Usually, storyline-driven games have different paths and experiences you can go down to change up the experience and help you feel something. In Face of the Franchise, everything feels pre-determined, no matter what position you pick. Your “supporting cast” is full of emotionless robots, and moments that should feel big but fall flat because of it.
If you’re a big trophy/achievement hunter, then sure, play Face of the Franchise for your trophies and get out. If you’re not, you’re likely skipping this mode again.
Is Madden 22 Worth Buying?
As a general rule, I usually buy sports games every other year, because not much changes other than rosters. For someone who generally plays Franchise mode, that’s not enough for me to pony up 60 bucks.
If it weren’t for the menus and the fact that Tom Brady is now on the Bucs, I’d think I was playing the same game as Madden 20, let alone Madden 21. The gameplay, the animations, the models, and basically everything but the menus and rosters are the same as they were two years ago.
I’m sure, though, if you go back to the “Golden Age” of Maddens (think ’04 – ’10) and compare games on the same system two years apart, there’s likely not much of a difference aesthetically, but there always seemed to be something new gameplay-wise with each installment.
We haven’t seen innovation from EA in a long time.
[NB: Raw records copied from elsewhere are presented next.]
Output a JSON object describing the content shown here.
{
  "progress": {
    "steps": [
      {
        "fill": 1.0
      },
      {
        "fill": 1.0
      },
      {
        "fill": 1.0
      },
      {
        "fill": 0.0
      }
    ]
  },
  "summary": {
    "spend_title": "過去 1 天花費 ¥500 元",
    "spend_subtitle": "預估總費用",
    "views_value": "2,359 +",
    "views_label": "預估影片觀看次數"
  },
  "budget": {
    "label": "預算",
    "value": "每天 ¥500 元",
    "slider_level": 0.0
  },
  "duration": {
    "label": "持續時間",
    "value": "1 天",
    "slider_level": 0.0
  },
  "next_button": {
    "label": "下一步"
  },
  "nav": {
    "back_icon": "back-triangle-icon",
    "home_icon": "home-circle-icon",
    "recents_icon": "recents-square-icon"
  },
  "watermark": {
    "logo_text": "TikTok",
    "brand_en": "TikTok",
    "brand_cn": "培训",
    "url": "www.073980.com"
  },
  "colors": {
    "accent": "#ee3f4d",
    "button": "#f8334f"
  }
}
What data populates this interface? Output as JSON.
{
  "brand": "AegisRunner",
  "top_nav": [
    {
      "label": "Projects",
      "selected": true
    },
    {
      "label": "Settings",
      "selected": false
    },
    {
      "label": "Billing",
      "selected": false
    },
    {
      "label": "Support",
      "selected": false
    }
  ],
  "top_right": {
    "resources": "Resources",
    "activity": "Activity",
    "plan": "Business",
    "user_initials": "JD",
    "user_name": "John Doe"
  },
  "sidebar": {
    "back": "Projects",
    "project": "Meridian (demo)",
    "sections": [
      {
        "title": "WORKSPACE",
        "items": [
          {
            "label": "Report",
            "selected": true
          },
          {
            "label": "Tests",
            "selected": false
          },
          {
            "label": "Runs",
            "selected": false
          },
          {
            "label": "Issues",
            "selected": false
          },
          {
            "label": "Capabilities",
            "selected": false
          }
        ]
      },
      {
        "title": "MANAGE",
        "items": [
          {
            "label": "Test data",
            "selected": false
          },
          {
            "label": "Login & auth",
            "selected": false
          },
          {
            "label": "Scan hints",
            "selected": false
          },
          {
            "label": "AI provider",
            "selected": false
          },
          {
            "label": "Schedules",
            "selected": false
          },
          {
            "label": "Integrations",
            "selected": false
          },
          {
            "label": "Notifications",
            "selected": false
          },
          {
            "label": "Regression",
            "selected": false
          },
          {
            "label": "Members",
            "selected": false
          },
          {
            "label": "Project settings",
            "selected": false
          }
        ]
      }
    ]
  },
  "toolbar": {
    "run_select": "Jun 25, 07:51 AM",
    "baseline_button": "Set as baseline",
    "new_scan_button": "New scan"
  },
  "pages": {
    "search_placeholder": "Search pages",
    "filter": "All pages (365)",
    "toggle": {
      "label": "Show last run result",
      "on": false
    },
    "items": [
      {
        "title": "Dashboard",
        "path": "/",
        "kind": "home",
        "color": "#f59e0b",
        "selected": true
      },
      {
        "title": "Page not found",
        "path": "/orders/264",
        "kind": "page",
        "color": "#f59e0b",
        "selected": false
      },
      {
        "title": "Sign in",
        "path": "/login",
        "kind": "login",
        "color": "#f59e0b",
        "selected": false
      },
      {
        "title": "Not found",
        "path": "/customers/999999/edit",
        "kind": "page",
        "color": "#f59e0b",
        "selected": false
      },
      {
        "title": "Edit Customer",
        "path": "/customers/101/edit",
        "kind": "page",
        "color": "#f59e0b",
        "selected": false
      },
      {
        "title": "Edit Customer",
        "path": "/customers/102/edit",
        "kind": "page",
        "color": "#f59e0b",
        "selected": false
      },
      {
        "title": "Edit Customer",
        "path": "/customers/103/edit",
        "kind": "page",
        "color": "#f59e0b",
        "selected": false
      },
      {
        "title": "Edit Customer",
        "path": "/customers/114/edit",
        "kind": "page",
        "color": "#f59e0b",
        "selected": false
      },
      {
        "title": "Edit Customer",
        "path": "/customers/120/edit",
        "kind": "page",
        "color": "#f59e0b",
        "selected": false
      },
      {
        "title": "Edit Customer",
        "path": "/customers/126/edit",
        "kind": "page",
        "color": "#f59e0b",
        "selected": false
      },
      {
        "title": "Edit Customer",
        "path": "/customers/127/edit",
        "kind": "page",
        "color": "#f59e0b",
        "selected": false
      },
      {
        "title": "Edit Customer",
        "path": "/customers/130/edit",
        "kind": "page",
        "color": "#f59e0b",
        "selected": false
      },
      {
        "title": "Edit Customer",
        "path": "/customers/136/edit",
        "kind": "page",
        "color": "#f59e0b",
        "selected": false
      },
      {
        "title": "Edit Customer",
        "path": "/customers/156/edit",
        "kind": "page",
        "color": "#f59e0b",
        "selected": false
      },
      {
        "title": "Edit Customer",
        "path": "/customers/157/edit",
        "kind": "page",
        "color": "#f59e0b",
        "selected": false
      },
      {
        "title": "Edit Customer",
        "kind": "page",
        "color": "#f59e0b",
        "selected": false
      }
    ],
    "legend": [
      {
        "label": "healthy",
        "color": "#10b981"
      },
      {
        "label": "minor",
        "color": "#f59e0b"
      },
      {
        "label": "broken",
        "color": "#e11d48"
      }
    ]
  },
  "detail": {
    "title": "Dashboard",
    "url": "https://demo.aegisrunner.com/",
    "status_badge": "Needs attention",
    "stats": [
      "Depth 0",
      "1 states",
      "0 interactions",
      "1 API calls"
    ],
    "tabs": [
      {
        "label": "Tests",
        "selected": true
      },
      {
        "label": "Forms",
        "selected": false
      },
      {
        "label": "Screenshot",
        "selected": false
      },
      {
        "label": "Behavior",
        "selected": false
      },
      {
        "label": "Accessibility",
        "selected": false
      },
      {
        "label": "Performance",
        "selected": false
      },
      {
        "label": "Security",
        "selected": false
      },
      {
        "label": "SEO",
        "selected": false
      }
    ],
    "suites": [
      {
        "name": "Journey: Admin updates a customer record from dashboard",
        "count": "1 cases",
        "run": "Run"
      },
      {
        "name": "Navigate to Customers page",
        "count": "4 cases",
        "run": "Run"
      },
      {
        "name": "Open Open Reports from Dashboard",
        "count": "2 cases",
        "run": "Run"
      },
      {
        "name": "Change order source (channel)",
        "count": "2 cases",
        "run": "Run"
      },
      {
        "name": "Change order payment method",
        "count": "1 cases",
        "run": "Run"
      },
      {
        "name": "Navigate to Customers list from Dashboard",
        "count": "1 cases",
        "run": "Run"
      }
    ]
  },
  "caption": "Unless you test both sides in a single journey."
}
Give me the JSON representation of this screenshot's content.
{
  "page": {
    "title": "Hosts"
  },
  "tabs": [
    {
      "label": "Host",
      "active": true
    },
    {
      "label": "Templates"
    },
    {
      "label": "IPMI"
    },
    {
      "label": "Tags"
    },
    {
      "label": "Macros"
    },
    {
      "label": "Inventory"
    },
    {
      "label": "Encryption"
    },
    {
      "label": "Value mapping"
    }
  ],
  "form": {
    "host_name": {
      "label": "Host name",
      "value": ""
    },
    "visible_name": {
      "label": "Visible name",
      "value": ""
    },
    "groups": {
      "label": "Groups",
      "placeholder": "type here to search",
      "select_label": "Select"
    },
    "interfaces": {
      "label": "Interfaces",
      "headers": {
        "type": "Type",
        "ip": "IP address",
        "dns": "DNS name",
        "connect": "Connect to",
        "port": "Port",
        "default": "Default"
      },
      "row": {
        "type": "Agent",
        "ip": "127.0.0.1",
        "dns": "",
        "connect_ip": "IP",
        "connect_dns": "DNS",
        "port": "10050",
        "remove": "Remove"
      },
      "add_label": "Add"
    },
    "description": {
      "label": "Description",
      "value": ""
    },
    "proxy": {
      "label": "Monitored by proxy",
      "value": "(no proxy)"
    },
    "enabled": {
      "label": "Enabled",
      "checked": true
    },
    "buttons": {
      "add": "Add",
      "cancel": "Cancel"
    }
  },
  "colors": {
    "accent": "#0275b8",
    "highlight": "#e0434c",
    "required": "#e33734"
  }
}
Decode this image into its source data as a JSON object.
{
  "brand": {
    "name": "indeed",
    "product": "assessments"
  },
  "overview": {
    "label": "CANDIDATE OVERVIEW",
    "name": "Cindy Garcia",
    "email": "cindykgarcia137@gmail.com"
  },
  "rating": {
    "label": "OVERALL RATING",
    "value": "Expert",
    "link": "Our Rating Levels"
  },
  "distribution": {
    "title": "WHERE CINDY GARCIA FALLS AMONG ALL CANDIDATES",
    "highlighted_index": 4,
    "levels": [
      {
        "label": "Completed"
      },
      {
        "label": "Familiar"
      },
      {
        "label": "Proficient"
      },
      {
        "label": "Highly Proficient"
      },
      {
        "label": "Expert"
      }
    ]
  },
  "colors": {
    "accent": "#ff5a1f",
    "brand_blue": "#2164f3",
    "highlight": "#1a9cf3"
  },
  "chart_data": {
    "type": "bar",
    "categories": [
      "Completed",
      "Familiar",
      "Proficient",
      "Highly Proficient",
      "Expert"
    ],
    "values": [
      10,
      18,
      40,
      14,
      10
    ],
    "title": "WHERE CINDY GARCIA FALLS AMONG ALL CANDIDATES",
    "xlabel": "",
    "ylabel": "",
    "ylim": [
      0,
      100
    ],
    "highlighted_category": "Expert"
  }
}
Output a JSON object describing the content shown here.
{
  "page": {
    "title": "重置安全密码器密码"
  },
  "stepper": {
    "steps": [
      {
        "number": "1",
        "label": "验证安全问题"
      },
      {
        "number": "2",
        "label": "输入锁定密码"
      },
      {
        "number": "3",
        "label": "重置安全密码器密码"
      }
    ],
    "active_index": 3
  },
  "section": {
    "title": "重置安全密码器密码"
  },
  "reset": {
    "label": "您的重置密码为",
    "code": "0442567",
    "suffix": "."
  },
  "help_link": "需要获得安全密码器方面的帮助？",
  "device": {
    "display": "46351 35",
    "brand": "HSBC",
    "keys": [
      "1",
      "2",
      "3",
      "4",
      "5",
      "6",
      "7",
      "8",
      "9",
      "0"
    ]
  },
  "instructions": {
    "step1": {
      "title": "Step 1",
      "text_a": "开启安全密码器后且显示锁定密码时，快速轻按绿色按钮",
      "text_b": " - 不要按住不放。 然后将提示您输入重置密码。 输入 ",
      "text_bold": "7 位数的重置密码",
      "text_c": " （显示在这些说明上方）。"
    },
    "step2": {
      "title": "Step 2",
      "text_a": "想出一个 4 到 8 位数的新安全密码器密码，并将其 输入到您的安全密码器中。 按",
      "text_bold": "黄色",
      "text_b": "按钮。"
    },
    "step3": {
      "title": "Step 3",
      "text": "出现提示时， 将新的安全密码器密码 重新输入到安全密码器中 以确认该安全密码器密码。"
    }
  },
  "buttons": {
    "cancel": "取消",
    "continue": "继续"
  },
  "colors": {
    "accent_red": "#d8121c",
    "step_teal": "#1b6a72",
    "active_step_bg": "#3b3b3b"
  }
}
We haven’t seen anything like the Playmaker feature from Madden 04 that was consistently updated over the next several years, a recurring thread that was updated overtime to innovate and improve the game as a true football simulation but still helped the gameplay feel familiar. That’s gone by the wayside in favor of what seems to be doing as little as possible to make their cash, then spend the rest of the year pumping out predatory Madden Ultimate Team content for even more dough.
There’s nothing in Madden NFL 22 that makes me feel like I’m playing a better game than I played in previous years – it’s just the same soulless, mediocre football experience with a thin coat of new paint on top. The passion is gone from Madden, and it died one $4.99 MUT pack at a time.